Horsegate rumbles on but Tesco shouldn’t be the scapegoat

We’re only a month into what will be a long-term issue for the food and retailing sectors and Tesco as ever is getting the brunt of criticism despite making some very decisive moves to admit failures and find solutions.

Rosie

Tesco has a big role to play in the food industry’s recovery but it shouldn’t be a scapegoat. Its brand has taken a pummelling, according to YouGov BrandIndex – more so than any other retail brand involved. It’s Buzz rating – a net balance of the positive and negative things consumers have heard about the brand – is down at -44.1 from around 0 before the scandal broke, while Asda sits at -7.8 down from +3 and Aldi at -2.8 down from 18.6. No other brand has seen such a stark drop.

The supermarket’s latest move to up its commitment to British sourcing has both reassured and raised hackles in equal measure.

Tesco’s new commitments to longer and better relationships with British farmers and a vow to source all fresh chicken from the British Isles by July is a positive move. As always, nay-sayers (or should that be neigh-sayers in this case), are quicker and louder in vocalising their displeasure in whatever it is Tesco is doing.

A similar recent example is Harris & Hoole. Tesco investing in and supporting a small coffee chain is seen as duping people and false representation of a supposedly independent chain.

Tesco has for years been accused of riding rough-shod over its suppliers, bullying and squeezing costs to get every last drop from suppliers while maintaining its own margins. The new-found respect for suppliers comes in Tesco’s hour of need so the cynicism surrounding its actions is understandable. However, at the risk of outing myself as the ultimate big-business fan-boy, Tesco isn’t always the bad-guy it is made out to be.
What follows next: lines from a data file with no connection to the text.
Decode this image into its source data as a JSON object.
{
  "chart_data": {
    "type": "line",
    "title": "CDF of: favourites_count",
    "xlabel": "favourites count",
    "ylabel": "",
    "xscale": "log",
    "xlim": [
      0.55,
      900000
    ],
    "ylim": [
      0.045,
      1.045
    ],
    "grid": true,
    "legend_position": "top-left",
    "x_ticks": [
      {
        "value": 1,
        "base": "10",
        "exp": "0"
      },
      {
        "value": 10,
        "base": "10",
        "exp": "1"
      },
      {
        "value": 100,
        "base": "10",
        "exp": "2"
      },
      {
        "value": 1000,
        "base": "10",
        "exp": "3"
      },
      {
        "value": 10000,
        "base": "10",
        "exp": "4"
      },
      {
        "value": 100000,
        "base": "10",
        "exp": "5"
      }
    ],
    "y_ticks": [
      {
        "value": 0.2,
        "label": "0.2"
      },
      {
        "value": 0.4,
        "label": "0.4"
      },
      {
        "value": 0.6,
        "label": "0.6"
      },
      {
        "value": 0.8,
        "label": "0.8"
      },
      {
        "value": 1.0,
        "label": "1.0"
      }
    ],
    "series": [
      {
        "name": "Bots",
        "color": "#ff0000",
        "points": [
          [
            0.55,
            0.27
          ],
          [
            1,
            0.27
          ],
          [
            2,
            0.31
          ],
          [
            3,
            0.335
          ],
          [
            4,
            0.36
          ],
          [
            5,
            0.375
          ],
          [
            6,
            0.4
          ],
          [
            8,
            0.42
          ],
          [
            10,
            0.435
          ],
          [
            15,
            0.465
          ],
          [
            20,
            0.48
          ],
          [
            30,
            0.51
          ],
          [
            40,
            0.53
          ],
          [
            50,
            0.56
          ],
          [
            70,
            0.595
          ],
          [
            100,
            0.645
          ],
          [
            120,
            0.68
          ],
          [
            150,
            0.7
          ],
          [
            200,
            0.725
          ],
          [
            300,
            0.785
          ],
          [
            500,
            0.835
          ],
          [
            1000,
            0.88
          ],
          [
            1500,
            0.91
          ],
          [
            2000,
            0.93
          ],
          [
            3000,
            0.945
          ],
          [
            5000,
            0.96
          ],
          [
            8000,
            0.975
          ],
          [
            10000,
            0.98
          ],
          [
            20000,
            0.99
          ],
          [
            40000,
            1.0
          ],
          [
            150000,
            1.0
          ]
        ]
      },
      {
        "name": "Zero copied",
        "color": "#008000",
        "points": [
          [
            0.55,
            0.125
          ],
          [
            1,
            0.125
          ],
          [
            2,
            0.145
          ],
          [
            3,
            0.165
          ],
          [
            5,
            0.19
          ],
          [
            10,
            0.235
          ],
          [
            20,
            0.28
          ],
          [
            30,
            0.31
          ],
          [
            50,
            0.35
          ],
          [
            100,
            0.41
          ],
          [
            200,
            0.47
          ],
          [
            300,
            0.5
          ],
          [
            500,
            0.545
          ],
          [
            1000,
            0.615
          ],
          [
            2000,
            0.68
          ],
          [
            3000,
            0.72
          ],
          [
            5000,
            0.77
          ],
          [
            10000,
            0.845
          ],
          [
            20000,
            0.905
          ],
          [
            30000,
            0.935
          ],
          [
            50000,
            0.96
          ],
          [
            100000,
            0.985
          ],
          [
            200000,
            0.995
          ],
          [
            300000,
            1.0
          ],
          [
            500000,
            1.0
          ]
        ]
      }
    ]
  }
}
Tesco – as the biggest UK supermarket and the first to be found wth horsemeat in its beef products – must be accountable for these transgressions in its supply chain but so must suppliers, regulators and other supermarkets. Horsegate is an industry-wide issue not a crisis entirely of Tesco’s doing.

That this scandal has come at a time when Tesco is already in the middle of a huge effort to rebuild its reputation means the supermarket’s brand is under even greater pressure to set out clearly what it stands for.
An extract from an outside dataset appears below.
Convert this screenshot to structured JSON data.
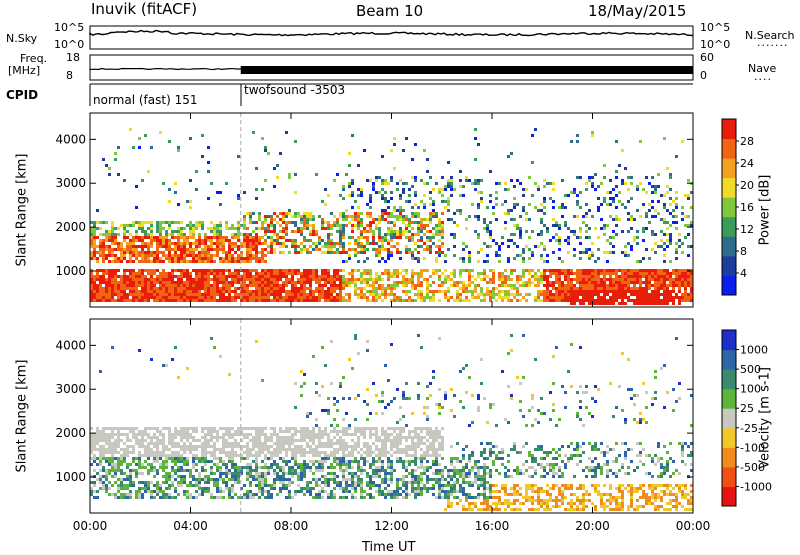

Tesco’s response has been “textbook’ according to retail analysts at Shore Capital and its approach to communications has been clear, consistent and transparent. Tesco might still be the brand we all love to hate but it has been much more visible than its rivals and in a way that has been genuine.

McDonald’s and Starbucks are examples of big brands in a similar position to Tesco, often scapegoated to represent everything bad about corporate business. While there are numerous aspects of their business practices to criticise (tax being just one in the case of Starbucks), there are also positives.

By their sheer scale, business such as McDonald’s, Tesco and Starbucks have the power to do more positive good than any smaller coffee shop, retail or burger chains can, but their brands are tarnished with negative associations of big business. McDonald’s links to British farmers has done more for British farming than the majority of consumers realise or give them credit for. Likewise, Starbucks is the biggest purchaser of Fair Trade coffee beans in the world.

It is easy to slate McDonald’s for the nation’s growing obesity problem and criticise it for peddling bad quality unhealthy food but it’s also lazy to do so. It relies on an ill-informed opinion that does nothing to address the wider issues at play.

The same is true of Tesco taking the flak for horsegate. There is a big job to do across the industry to restore consumer confidence, not just in beef products, but in the entire supply chain and scapegoating one brand above the others will not help the industry prove they are raising standards across the board.